Editorial Note: The following interview is part of a symposium hosted by Patheos' Catholic Portal and Evangelical Portal, entitled, "For Life and Family: Faith and the Future of Social Conservatism."
1. Is the evangelical commitment to social conservatism fading, as Catholics and Mormons take the lead?
All in all, this question is probably better directed to an evangelical. But it is worth noting that we're examining this question during an extended period of time when other big issues have dominated. Since 9/11, terrorism, national security, and matters of war dominated our national conversation for a long period. The sudden economic turmoil in 2008 and a downturn that has been effectively a three-year recession have put economics and jobs issues front and center. And a series of dramatic policy changes—the TARP bailout, a huge stimulus, and an exploding deficit have spurred a wave of conservative activism based upon limiting the size and scope of government.
If evangelicals have more on their minds than social conservatism in recent years, it in part reflects that almost everyone has had more on their minds than social conservatism in recent years.

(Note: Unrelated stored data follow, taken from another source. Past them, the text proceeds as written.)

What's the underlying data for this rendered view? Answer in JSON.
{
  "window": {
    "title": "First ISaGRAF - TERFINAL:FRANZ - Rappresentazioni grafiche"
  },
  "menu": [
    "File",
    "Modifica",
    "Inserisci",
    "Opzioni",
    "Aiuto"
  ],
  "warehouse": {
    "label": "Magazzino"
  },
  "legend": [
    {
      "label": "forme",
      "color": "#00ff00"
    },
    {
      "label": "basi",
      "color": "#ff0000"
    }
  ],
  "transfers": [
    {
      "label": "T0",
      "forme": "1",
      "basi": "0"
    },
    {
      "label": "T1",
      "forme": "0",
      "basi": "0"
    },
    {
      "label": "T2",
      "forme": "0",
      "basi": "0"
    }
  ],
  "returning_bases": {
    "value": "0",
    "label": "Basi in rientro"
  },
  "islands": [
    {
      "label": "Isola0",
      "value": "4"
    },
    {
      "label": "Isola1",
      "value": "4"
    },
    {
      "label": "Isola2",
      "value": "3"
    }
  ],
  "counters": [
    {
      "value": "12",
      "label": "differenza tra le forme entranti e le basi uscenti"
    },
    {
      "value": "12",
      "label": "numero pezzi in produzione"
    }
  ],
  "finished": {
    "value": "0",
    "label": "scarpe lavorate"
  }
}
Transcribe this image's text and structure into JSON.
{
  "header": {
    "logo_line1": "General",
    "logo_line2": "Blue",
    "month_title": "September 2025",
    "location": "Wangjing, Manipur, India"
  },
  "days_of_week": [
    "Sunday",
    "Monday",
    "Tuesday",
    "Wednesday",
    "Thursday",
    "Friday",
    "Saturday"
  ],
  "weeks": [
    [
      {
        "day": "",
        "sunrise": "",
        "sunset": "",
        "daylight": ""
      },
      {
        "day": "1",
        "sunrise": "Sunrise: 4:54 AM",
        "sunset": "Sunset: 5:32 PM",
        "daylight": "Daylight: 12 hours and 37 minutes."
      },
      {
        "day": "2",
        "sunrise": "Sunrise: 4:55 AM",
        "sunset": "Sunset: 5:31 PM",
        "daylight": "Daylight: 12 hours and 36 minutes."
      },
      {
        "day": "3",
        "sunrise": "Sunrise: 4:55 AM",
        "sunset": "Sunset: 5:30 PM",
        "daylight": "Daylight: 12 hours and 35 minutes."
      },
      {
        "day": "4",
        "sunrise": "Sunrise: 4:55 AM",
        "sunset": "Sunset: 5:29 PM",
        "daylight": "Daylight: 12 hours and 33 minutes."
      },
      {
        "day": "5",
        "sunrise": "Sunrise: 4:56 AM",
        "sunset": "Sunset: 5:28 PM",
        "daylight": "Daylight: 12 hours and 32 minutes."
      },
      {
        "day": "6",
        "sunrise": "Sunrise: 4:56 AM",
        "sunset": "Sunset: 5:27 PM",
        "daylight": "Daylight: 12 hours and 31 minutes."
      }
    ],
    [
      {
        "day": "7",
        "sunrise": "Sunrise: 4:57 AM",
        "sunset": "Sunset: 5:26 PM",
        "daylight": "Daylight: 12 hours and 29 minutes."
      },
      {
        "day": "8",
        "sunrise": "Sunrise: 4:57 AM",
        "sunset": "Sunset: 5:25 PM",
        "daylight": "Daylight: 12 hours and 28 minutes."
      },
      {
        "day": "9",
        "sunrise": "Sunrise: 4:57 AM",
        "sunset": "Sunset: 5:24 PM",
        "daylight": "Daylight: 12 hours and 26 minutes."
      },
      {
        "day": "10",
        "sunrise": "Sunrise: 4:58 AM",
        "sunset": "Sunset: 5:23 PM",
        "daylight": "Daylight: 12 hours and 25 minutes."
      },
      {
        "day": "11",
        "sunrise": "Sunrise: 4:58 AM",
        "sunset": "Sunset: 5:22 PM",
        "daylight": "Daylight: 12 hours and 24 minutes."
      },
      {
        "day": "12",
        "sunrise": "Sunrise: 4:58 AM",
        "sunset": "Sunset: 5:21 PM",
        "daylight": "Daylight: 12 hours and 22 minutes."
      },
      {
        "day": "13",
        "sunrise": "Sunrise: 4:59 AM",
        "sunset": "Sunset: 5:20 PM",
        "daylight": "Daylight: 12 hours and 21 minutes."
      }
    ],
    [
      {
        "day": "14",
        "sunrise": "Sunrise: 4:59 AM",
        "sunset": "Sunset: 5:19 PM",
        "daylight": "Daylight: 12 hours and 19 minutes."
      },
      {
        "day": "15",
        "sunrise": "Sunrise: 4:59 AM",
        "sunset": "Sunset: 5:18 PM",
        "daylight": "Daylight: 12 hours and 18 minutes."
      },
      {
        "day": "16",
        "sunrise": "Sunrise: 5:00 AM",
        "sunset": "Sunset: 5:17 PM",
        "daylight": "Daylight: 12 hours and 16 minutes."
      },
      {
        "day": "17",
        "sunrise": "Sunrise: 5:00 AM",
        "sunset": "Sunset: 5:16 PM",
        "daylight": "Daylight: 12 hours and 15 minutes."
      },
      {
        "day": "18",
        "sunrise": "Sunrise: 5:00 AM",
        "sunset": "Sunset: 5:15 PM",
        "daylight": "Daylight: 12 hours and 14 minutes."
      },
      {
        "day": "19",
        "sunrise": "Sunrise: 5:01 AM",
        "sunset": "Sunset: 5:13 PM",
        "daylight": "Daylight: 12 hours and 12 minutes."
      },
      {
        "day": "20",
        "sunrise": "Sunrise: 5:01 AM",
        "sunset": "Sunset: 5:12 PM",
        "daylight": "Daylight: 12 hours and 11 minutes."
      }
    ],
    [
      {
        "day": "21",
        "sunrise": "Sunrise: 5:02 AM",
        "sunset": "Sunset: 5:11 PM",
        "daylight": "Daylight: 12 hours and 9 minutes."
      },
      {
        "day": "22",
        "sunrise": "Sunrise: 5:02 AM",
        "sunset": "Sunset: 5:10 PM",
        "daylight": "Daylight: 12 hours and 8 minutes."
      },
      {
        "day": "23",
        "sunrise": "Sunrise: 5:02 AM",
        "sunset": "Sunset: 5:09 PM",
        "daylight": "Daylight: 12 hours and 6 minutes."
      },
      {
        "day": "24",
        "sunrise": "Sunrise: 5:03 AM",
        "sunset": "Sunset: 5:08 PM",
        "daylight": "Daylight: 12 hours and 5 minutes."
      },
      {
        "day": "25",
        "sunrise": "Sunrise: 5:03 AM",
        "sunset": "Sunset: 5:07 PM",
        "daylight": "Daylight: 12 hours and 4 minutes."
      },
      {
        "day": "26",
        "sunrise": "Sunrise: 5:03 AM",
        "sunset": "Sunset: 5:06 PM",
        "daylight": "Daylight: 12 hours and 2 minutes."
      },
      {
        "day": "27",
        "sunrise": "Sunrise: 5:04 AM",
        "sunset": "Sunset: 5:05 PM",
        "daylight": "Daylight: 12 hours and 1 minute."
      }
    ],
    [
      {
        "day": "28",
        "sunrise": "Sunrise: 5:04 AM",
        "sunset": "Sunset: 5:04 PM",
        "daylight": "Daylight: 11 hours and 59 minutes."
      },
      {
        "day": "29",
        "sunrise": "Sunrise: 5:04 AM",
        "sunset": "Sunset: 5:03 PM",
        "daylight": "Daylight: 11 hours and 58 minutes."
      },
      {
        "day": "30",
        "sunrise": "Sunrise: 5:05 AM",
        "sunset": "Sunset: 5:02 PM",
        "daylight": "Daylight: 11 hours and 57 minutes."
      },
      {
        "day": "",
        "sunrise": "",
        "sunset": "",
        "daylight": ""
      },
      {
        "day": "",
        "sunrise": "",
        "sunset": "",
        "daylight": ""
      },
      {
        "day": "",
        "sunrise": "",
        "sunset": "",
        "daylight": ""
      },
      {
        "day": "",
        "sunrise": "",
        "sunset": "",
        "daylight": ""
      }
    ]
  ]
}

Secondly, it's rather interesting that "social conservatism" has come to be defined as almost a synonym for "abortion and gay marriage." Social conservatism was once associated with a much wider range of issues: the content and messages on our television, movies, popular music; what kind of values are being taught to our children at school; hostility to expressions of religious faith in public life; general civility and decorum in public spaces; the social cost of legalized gambling, drug use and associated criminal activity, and more. Perhaps evangelicals are less committed to social conservatism, or perhaps their sense of priorities for a better, more conservative society is changing.
2. Are we reaching a tipping point on the abortion issue? What's the strategy from here?
Polling indicates that the public is growing more pro-life, and young people—the first generation born after Roe v. Wade—are leading the way. But obviously it is unlikely that the United States will ban abortion completely, at least not anytime soon. The pro-life movement picks its battles wisely—taxpayer funding for Planned Parenthood, parental notification, partial-birth abortion. They've forced most pro-choice Democrats to acknowledge that the final phrase in Bill Clinton's vision of abortion being "safe, legal, and rare" is meaningless, as they are not willing to do much of anything to ensure that abortion is rare. Had Clinton called for a society where abortion is "safe, legal, and commonplace," many would have recoiled, including the considerable number of Americans who find themselves in the mushy middle—having serious moral objections about abortion, but wary of the complications of living in a country where it is outlawed.
3. Is the struggle against gay marriage a lost cause, or more costly than it is worth?
I think it has run afoul of a fundamental contradiction. For a lot of straight Americans, the concept of homosexual sex is "icky," and the idea of two men or two women getting married contradicts everything they've believed and known about marriage since the day they first learned the word. Nonetheless, most Americans, including many gay marriage opponents, don't see themselves as "hateful" and would recoil at the accusation. They don't want to say to a gay or lesbian, "You're a second-class citizen, and you don't deserve the same rights as everybody else."
But the traditional view of marriage pretty much requires one group of Americans to have legally recognized marriages (straights) and one not (gays and lesbians). One group of people have one set of rights, and another group of people doesn't have them. Our devotion to a traditional definition of marriage—that goes back to prehistory—runs afoul of our notion of equal justice under the law.
Unsurprisingly, some Christians and conservatives are not terribly interested in fighting a political battle on those terms and are shifting their focus elsewhere; others reconsider whether government should legally recognize marriages at all.
It is worth noting, of course, that the pro-gay-marriage argument has its own contradictions. One of the fundamental justifications often revolves around privacy, or the idea that "the government has no business regulating what goes on in our bedrooms." But obviously, these relationships are not exclusive to bedrooms. If they were, most straight Americans would never notice them. The question is whether a gay man or lesbian woman can live their lives in the public sphere with their same-sex married partners present, as widely and unremarkably as heterosexual married couples do.